A ello se une el hecho de que “en el proceso” para obtener un niño, se sacrifican muchos embriones. “Se suelen perder el 80% de los embriones transferidos, otros son eliminados directamente por presentar defectos genéticos, y en caso de embarazo múltiple pueden suprimirse directamente uno o más embriones o fetos”. Es dramático, resulta como elegir sacrificar cuatro de mis cinco hijos para quedarme con aquel que tenga mejores condiciones: sea más fuerte, inteligente, guapo, o lo que a los papás les guste. Se trata a la vida humana como si fuera una cosa.

Tal abuso suele justificarse con la dudosa excusa de considerar que el embrión o el feto no es persona, lo que no deja de resultar curioso, pues el término “persona”, al igual que el de “dignidad”, no son científicos sino filosóficos. Frecuentemente, quienes recurren a este cuestionable subterfugio son poco coherentes, pues protegen los huevos de tortuga (que en ese caso no serían tortugas), o esperan con ansia el descubrimiento de una célula en otro planeta, para corear triunfalmente que hay vida extraterrestre. Sin entrar en la polémica de si un embrión o un feto son personas, en cualquier caso, se trata de seres vivos de la especie humana, y si no se les protege, la dignidad se vuelve papel mojado, dispuesto a venderse al mejor postor. Peor aún si se recurre a la más barata excusa de que no son conscientes. Con ese argumento podemos eliminar directamente a enfermos de Alzheimer, con severo retraso mental, o en estado de coma. Ello implica supeditar la vida humana a criterios pragmáticos, convirtiendo la dignidad en una etiqueta barata y vacía.

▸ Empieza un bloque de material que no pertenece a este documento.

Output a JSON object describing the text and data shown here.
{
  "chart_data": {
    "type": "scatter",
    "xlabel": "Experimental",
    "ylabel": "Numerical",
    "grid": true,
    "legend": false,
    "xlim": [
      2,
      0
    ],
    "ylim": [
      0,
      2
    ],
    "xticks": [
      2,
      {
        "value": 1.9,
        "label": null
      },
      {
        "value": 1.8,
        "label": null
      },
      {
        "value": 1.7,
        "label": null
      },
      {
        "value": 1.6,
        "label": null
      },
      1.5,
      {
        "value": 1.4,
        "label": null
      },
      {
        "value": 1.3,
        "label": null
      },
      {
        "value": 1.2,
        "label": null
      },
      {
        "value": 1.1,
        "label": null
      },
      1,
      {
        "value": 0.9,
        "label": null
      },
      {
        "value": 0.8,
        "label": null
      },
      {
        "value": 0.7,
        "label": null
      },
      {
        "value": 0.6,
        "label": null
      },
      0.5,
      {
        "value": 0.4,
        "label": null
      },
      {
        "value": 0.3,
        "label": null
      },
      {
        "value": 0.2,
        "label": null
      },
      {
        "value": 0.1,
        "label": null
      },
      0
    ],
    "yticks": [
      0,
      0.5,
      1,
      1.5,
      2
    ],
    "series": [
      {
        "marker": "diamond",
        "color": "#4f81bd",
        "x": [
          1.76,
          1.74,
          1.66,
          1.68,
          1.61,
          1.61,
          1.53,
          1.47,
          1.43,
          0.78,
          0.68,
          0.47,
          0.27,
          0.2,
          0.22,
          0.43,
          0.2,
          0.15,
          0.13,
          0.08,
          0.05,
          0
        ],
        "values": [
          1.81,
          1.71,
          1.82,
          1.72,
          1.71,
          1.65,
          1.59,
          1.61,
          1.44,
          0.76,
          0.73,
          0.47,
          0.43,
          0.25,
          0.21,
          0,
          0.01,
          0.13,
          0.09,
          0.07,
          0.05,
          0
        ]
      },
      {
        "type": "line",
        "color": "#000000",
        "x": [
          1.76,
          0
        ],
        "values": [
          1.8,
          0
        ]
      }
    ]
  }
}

Por último, se encuentra el caso de la FIV heteróloga; aquella en la que se recurre a terceros, además de los cónyuges, para obtener el hijo. Este procedimiento resulta lesivo de la dignidad del hijo, que deja de tener claridad en lo que a sus orígenes se refiere, pudiendo tener hasta tres madres y dos padres. Es indigno también de la mujer, que alquila su cuerpo –de modo análogo a las prostitutas– como incubadora viviente, o donante de óvulos. Toda posible dificultad se resuelve con un contrato; y si la madre gestante se encariña con el niño ya no puede quedárselo, porque así lo ha estipulado el convenio. No es distopía, sino triste realidad, tanto los surrealistas pleitos jurídicos que se han dado, como la infinita casuística, irrespetuosa de la dignidad humana, en la que se ha caído. Por ello es mejor adoptar.